Chi boicotta e chi ci fa un videogioco. E Google che getta acqua sul fuoco

Febbraio 25, 2018 - 20:01

Sulla diffusione delle fake-news forse si è a un punto di svolta, dal momento che anche i colossi dell'economia globale hanno ritenuto di averne abbastanza. Unilever, il secondo più grande inserzionista al mondo, ha mandato un chiaro segnale a Google, Facebook & Co, dichiarando che se non pongono presto degli argini ai contenuti falsi, di odio e in generale inappropriati, toglieranno la loro pubblicità dalle piattaforme digitali dei colossi del web (vedi qui). Intanto direttamente dal prestigioso ateneo di Cambridge arriva un videogioco per "addestrare" gli utenti del web a difendersi e a riconoscere le fake-news (svelando alcuni interessanti meccanismi che stanno dietro alla diffusione di talune notizie).
Ma alla fine, le fake-news hanno davvero tutta questa influenza sull'opinione (e dunque sul voto)
dei cittadini?
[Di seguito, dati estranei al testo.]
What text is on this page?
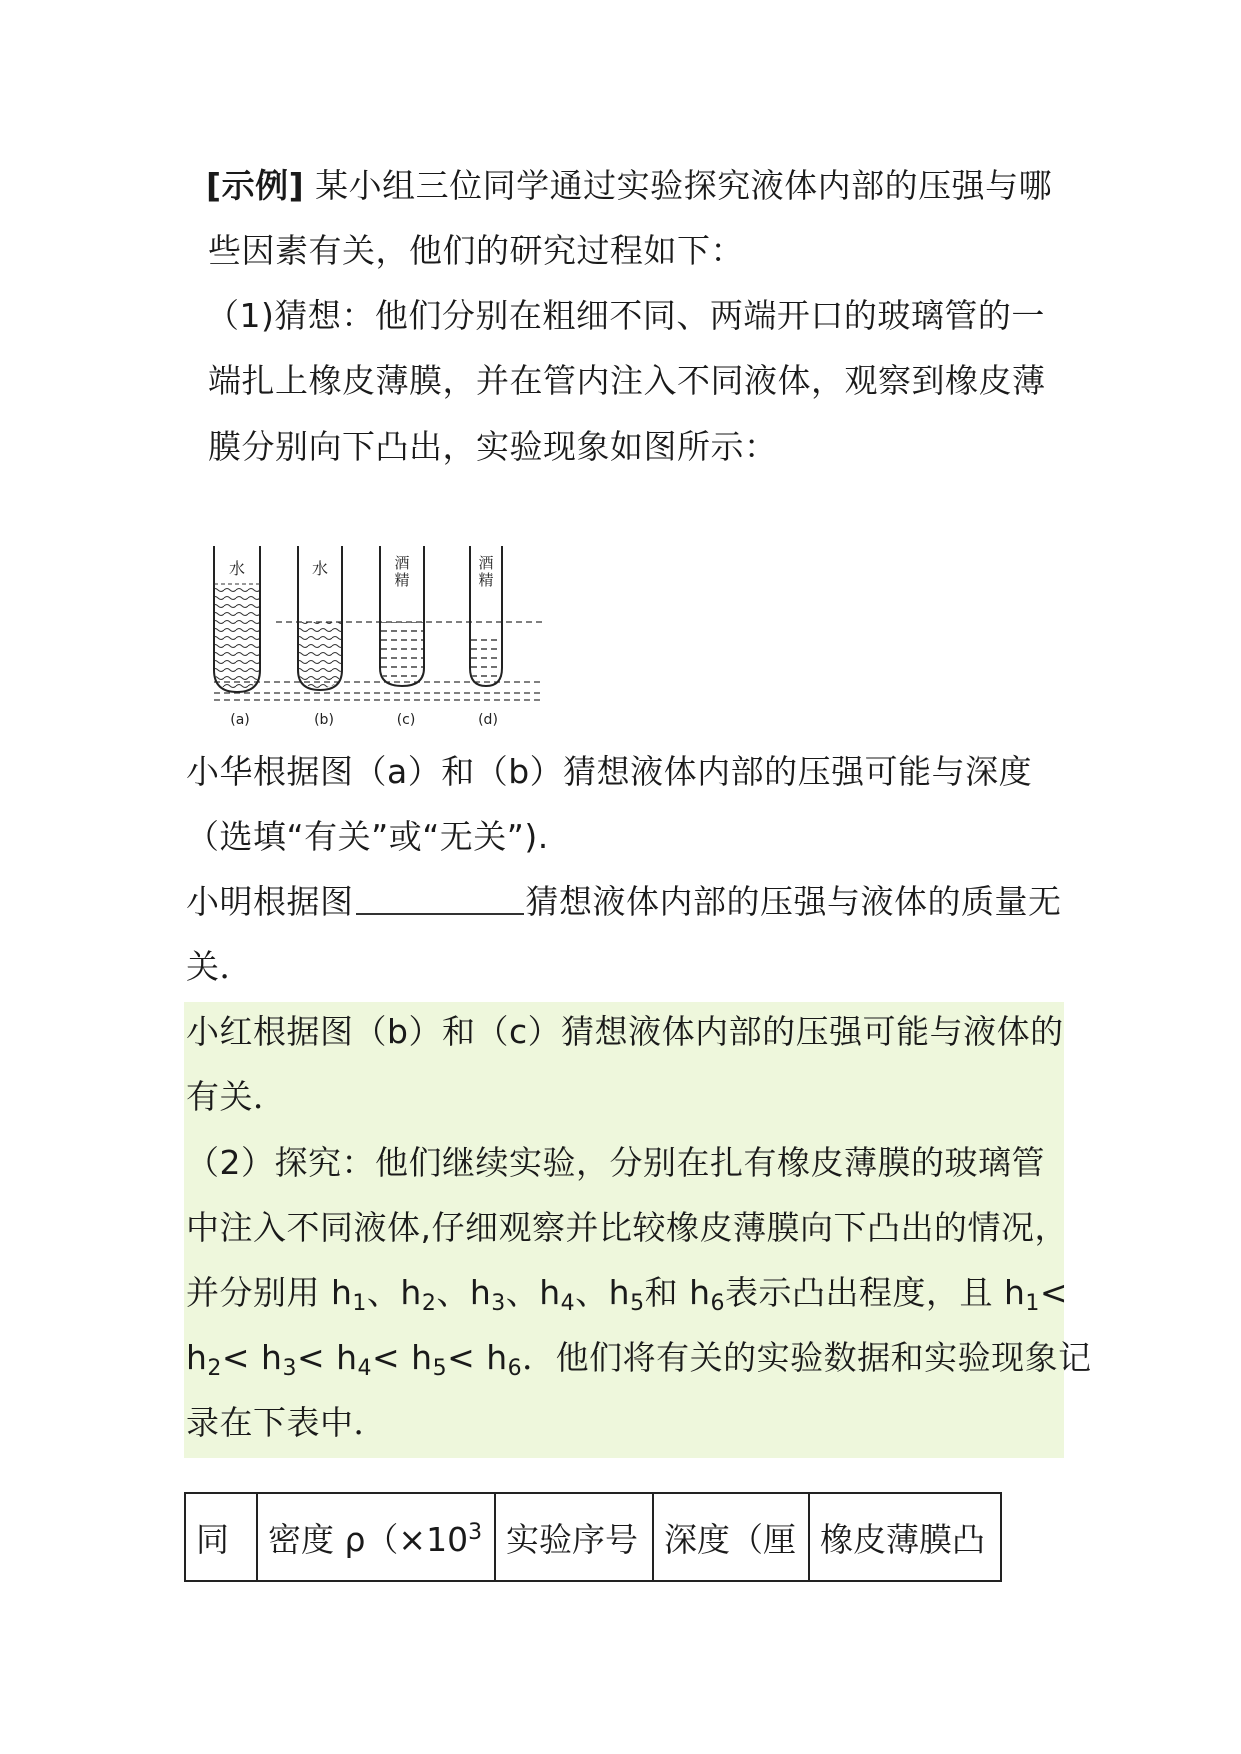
[示例] 某小组三位同学通过实验探究液体内部的压强与哪
些因素有关，他们的研究过程如下：
（1)猜想：他们分别在粗细不同、两端开口的玻璃管的一
端扎上橡皮薄膜，并在管内注入不同液体，观察到橡皮薄
膜分别向下凸出，实验现象如图所示：
水
(a)
水
(b)
酒精
(c)
酒精
(d)
小华根据图（a）和（b）猜想液体内部的压强可能与深度
（选填“有关”或“无关”).
小明根据图	猜想液体内部的压强与液体的质量无
关．
小红根据图（b）和（c）猜想液体内部的压强可能与液体的
有关．
（2）探究：他们继续实验，分别在扎有橡皮薄膜的玻璃管
中注入不同液体,仔细观察并比较橡皮薄膜向下凸出的情况，
并分别用 $h_1$、$h_2$、$h_3$、$h_4$、$h_5$和 $h_6$表示凸出程度，且 $h_1<$
$h_2< h_3< h_4< h_5< h_6$．他们将有关的实验数据和实验现象记
录在下表中．
同	密度 $\rho(\times 10^3$	实验序号	深度（厘	橡皮薄膜凸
Google, quasi a volersi difendere (d'altronde Unilever non è stata la prima a "boicottare" le piattaforme online in relazione ai loro contenuti, vedi qui), già lo scorso giugno aveva commissionato uno studio che affermava che il pericolo delle fake-news non è poi così grande...

5 giugno 2017
Quanto peso hanno le fake-news nell'influenzare l'opinione pubblica? Nel corso della campagna elettorale delle presidenziali Usa molti avevano commentato allarmati la possibilità che a determinare il voto della scorso novembre avrebbe concorso anche la diffusione di fake-news volte a favorire il candidato repubblicano. Ora uno studio  della Michigan State University e di Oxford vuole ridimensionare questi timori. Lo studio, che è stato finanziato da Google, sostiene che disinformazione e fake-news non influenzano così profondamente le scelte politiche degli utenti, che utilizzando vari media e diverse fonti di informazione e così possono costruirsi un opinione  più aderente ai fatti. "E' esagerato pensare che la ricerca online crei dei filtri in cui un algoritmo indovina quali informazioni un utente desidera", si legge nelle conclusioni della ricerca. "Gli utenti maneggiano informazioni diverse per formare un loro punto di vista. Questo dovrebbe rendere meno allarmisti".